Le privilège de juridiction ou encore immunité de juridiction représente le droit donné à certaines personnes, de comparaître devant une juridiction autre que celle à laquelle les règles du droit commun procédural attribuent la compétence. Cette règle était consacrée dans le code de procédure pénale. Et il était en effet admissible que l'on puisse prétendre à ce que de hauts fonctionnaires soient jugés par des pairs et non par des juridictions de droit commun, puisque leur statut relevaient de pouvoirs extraordinaires. Mais suite aux dérives et à la corruption dont ont fait preuve ces catégories de privilégiés, il a été décidé de l'abolir en 2020.
Quel est le champ d’action de la règle de privilège de juridiction en droit algérien ? Et pour quelle catégorie de personnes est-elle mise en œuvre ? Qu'en reste-il aujourd'hui?
Le privilège de juridiction
Le privilège de juridiction, accorde, conformément à la section 19 de la Convention sur les privilèges et immunités des institutions spécialisées, aux cadres supérieurs de l'Etat, la possibilité de se faire poursuivre et jugé devant des juridictions autres que celles territorialement compétentes dans le droit commun.
Ainsi, et conformément à l’article 573 du code de procédure pénale, lorsqu’un haut fonctionnaire de l’Etat, est accusé d’un crime ou d’un délit, commis dans l’exercice de ses fonctions, le procureur de la république responsable de l’affaire, la transmet par voie hiérarchique, au procureur général près de la cour suprême qui désigne un membre de la cour suprême aux fins de procéder à une information.
Les catégories de personnes concernées par le privilège de juridiction
Les catégories de fonctionnaires de l’Etat, pour lesquels est appliqué le privilège de juridiction sont:
- Les membres du gouvernement ;
- Les magistrats de la cour suprême ;
- Les walis ;
- Les présidents de la cour ;
- Les procureurs généraux auprès d’une cour.
Vers une abolition de la règle de privilège de juridiction
Le privilège de juridiction ou bien l’immunité de juridiction, avait été abordé dans le communiqué du 13 octobre 2019, par le Président de la République. Le Conseil des Ministre a adopté, en outre, un projet de loi amendant l'ordonnance n°66-155 du 08 juin 1966 portant Code de Procédure Pénale, présenté par le ministre de la Justice, Garde des Sceaux, dans le but de supprimer tous les privilèges, dont jouissent les personnes influentes de l’Etat et de renforcer le système législatif dans la lutte contre la corruption et toute forme de criminalité.

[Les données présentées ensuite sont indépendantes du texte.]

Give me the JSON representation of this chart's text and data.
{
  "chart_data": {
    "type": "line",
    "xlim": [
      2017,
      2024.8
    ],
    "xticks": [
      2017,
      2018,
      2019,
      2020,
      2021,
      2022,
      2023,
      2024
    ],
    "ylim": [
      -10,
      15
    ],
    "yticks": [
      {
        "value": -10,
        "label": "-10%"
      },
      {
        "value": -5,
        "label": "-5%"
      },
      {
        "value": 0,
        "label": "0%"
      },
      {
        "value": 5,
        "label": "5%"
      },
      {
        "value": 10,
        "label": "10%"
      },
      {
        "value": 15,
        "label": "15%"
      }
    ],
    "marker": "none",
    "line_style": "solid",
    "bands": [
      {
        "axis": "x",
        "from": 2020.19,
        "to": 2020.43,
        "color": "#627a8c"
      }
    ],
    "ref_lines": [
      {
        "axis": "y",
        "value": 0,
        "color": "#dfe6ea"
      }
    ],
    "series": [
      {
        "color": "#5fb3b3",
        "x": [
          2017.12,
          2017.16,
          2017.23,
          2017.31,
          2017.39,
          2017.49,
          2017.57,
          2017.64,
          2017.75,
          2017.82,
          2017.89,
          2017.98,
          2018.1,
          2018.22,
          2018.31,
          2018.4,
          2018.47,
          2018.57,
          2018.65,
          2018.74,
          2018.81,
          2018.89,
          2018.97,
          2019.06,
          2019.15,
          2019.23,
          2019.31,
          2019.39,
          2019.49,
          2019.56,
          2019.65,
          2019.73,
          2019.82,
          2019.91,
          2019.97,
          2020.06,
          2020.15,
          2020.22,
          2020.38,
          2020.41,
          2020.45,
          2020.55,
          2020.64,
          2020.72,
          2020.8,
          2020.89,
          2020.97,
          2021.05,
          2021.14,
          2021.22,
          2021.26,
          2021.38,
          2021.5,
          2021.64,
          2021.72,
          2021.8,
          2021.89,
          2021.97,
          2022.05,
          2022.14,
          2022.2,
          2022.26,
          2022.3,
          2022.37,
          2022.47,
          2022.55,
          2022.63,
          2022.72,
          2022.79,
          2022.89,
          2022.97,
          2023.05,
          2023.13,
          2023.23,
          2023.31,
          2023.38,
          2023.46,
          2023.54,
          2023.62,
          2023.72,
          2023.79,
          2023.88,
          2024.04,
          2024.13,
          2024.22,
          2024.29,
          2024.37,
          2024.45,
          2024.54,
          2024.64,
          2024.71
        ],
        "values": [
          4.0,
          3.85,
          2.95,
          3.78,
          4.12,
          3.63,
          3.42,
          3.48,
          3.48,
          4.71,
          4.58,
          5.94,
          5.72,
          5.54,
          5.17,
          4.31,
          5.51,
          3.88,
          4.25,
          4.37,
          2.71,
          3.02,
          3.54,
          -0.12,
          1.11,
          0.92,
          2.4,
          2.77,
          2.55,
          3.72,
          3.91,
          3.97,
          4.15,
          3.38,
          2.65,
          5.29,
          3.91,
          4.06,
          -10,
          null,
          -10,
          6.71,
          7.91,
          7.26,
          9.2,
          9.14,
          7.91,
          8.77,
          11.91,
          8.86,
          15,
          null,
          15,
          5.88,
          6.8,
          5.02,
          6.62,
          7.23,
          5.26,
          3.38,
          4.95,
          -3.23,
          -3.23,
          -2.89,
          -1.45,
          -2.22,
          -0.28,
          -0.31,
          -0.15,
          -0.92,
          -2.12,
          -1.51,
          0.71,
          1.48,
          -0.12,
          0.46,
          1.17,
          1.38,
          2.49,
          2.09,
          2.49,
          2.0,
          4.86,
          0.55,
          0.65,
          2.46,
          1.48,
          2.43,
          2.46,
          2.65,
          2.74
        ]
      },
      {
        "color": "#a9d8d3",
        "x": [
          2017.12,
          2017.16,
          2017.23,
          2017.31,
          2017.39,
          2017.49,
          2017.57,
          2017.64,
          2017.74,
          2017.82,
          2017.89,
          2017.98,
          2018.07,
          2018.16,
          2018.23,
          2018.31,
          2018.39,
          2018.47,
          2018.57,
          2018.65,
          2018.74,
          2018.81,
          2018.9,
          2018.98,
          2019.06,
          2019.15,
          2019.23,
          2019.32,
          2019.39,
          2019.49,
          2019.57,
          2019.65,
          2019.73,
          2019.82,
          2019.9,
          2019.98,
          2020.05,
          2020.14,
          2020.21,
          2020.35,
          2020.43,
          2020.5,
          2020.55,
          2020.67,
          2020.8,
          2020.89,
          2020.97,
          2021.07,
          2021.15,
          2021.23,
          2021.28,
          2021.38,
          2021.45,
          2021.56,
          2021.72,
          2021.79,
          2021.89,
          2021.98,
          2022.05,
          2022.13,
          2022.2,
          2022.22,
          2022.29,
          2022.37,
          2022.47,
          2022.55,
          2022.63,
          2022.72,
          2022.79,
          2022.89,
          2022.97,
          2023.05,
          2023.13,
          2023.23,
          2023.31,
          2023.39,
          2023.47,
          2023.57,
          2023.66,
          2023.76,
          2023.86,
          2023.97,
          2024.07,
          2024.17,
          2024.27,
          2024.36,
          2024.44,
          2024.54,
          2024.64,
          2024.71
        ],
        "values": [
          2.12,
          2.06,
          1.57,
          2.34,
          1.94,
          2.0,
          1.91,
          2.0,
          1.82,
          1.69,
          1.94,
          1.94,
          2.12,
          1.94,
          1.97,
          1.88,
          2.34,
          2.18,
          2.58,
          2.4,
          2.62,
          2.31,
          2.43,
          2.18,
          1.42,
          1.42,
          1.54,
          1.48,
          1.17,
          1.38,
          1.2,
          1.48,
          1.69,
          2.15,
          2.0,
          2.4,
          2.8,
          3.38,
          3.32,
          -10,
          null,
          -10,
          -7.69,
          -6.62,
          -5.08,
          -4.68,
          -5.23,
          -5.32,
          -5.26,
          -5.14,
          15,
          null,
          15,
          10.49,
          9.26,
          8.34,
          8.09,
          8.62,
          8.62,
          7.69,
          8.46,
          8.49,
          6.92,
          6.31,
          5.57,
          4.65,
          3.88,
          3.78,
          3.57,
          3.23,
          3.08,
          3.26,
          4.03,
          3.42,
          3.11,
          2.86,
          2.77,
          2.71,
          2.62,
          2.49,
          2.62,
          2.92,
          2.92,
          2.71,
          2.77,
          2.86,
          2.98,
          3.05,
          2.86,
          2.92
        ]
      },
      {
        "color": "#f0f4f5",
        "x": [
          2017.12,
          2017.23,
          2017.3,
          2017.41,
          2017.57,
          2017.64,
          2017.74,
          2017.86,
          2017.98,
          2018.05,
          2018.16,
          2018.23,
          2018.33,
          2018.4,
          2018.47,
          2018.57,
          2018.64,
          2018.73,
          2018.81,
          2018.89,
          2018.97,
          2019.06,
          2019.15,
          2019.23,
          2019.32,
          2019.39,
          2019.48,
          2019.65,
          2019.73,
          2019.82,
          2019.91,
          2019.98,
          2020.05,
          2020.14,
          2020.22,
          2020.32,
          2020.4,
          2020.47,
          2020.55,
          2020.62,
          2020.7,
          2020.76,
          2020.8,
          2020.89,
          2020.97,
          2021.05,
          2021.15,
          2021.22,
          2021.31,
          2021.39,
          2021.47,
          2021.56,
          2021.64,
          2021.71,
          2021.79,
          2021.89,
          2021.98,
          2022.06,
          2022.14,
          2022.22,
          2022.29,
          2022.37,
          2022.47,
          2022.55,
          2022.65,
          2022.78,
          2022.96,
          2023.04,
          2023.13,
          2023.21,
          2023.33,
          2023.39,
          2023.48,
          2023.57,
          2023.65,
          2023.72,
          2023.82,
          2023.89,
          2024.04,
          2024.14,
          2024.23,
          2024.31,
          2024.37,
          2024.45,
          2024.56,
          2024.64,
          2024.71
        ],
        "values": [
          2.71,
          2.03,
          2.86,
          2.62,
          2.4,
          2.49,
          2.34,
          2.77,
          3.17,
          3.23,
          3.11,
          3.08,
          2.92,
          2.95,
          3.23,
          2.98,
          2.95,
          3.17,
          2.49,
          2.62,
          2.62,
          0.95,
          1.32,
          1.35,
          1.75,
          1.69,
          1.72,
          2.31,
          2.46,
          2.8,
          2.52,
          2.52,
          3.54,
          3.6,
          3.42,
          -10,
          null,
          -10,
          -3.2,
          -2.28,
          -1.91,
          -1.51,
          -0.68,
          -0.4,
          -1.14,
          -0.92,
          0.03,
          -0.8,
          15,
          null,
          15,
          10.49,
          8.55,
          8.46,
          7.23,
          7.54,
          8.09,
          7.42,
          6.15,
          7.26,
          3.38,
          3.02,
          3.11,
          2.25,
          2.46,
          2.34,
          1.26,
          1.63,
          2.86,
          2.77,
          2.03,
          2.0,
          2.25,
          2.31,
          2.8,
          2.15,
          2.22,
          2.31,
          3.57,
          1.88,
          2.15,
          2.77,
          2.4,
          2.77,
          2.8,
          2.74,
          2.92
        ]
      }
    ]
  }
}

Ce communiqué a souligné l’impact négatif du privilège de juridiction sur la mise en œuvre de l’action publique, menaçant ainsi, de réduire le champ d’action des officiers de la police judiciaire. Ce communiqué dans son 7ème paragraphe, met d'accent sur l’importance de devoir consacrer le principe constitutionnel d'égalité de tout un chacun devant la Justice, et ce, quel que soit le statut fonctionnel de chaque individu. Initié dans le cadre du renforcement du système législatif de lutte contre la corruption et toutes les formes de criminalité, cet amendement abroge toutes les dispositions ayant eu un impact négatif sur la mise en mouvement l'action publique et celles constituant des entraves à l'action de la Police judicaire, notamment dans les affaires de corruption et de dilapidation du denier public, incluant les privilèges de juridiction.
La modification de l’article 573 du code de procédure pénale
En effet, la règle du privilège de juridiction à finalement été abrogé par les dispositions de l’article 6 de l’Ordonnance n°20-04 du 30 août 2020 modifiant et complétant l’ordonnance n°66-155 du 8 juin 1966 portant code de procédure pénale, qui dispose que :
« Art. 573. — Lorsqu’un membre du Gouvernement, un magistrat de la Cour suprême, du Conseil d’Etat ou du tribunal des conflits, un wali, un président de Cour, un président d’un tribunal administratif, un procureur général près une Cour ou un commissaire d’Etat près un tribunal administratif, est susceptible d’être inculpé d’un crime ou d’un délit commis dans l’exercice ou à l’occasion de l’exercice de ses fonctions, le procureur de la République saisi de l’affaire, transmet le dossier, par voie hiérarchique, au procureur général près la Cour suprême, lequel saisit le premier président de la Cour suprême qui désigne un autre tribunal aux fins de poursuite, d’instruction et de jugement (...) ».
Ainsi et désormais, tous les citoyens, y compris les hauts responsables de l’Etat, plaideront en la même forme dans les mêmes cas, mettant fin aux privilèges judiciaires dont bénéficiaient d’anciens responsables du régime algérien, qui défendaient leur honneur devant des tribunaux spécialisés.